The Kentucky sheriff accused of killing a district judge plans to mount an insanity defense.
Former Letcher County Sheriff Shawn “Mickey” Stines will “present a defense of insanity, as well as…extreme emotional disturbance,” court records reviewed reveal.
“We’re confident that there will be evidence that his mental health was impaired,” defense attorney Jeremy Bartley tells us. “It’s a tragic situation all around.”
Stines is accused of killing 54-year-old District Judge Kevin Mullins after an argument in the judge’s chambers in the city of Whitesburg on Thursday, Sept. 19.
A video of the shooting appeared to show Stines firing at Mullins multiple times while the judge was sitting at his desk and then after he fell to the floor.
Three days before the shooting, Stines gave a five-hour deposition in a civil lawsuit by two women who claimed former deputy sheriff Ben Fields pressured them into having sex with him in 2021. One of the women alleged she was forced to have sex with Fields inside Mullins’ private courthouse office.
Fields pleaded guilty to third-degree rape, third-degree sodomy, two counts of tampering with a prisoner monitoring device and second-degree perjury in the case involving one of the women, per the Mountain Eagle.
“We believe that the evidence will show there was an extreme amount of pressure placed upon him to be careful in what he said in the civil suit,” says Bartley.

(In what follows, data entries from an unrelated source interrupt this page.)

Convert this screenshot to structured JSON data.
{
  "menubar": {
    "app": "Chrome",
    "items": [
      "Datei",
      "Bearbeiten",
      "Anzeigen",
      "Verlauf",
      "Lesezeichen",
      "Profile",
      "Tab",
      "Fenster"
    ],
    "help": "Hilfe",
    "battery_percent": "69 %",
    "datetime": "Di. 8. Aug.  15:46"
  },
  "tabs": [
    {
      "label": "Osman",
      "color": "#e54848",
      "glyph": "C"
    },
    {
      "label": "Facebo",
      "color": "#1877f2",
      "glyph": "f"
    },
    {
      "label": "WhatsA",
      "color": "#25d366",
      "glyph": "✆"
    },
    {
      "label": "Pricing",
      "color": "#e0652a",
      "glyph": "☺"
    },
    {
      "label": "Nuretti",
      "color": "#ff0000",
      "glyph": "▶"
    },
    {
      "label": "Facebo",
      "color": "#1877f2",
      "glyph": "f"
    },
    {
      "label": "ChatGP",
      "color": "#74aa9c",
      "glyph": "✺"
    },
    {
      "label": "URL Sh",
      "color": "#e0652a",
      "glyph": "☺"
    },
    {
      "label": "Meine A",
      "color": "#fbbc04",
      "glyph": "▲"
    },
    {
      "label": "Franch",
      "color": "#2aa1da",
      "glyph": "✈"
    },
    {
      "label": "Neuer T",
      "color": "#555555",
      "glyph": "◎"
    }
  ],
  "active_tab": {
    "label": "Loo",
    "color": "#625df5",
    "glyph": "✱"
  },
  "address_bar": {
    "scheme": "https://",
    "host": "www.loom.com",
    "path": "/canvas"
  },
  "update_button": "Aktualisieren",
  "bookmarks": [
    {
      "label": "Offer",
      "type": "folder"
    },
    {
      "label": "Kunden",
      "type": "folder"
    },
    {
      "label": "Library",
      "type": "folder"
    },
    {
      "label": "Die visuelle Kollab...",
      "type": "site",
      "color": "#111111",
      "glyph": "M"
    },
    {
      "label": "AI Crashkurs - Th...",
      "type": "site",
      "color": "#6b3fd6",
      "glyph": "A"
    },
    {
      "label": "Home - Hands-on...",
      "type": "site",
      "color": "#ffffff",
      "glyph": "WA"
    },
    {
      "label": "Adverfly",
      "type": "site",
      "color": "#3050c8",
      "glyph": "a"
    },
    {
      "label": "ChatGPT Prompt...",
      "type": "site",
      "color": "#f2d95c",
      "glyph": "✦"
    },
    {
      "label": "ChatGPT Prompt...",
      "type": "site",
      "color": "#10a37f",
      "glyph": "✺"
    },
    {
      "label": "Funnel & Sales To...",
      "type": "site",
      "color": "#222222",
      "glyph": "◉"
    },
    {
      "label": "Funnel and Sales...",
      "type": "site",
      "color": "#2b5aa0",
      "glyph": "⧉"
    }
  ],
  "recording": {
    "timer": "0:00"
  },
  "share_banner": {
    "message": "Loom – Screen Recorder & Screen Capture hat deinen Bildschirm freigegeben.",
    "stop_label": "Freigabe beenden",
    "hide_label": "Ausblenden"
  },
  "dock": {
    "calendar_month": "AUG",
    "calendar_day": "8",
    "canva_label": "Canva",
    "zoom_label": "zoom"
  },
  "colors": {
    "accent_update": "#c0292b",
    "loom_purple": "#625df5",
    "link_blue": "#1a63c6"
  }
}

Stines didn’t sleep for days following the deposition, and his coworkers and family became so concerned for him they “basically had an intervention and took him to a medical provider” the day before the shooting, Bartley said. Witnesses said that Stines had “expressed his fear of other people harming him or his family,” the attorney continued.
“I believe that there is reason to believe that there was an objective threat,” he says. “But we believe his mental health impaired his ability to determine the immediacy of that threat.”
Police have yet to provide a motive in the alleged slaying, which has rocked tiny Letcher County, where Stines and Mullins were longtime friends and colleagues. Stines served as the bailiff in Mullins’ court before he became sheriff in 2018.
Mullins wide jurisdiction as judge included misdemeanors, traffic offenses, arraignments, small claims, civil cases and probate of wills, among other things, according to a Letcher County website.
The two men had eaten lunch earlier that day with a handful of people, a Kentucky State Police detective testified during a preliminary hearing in October, per the Louisville Courier Journal.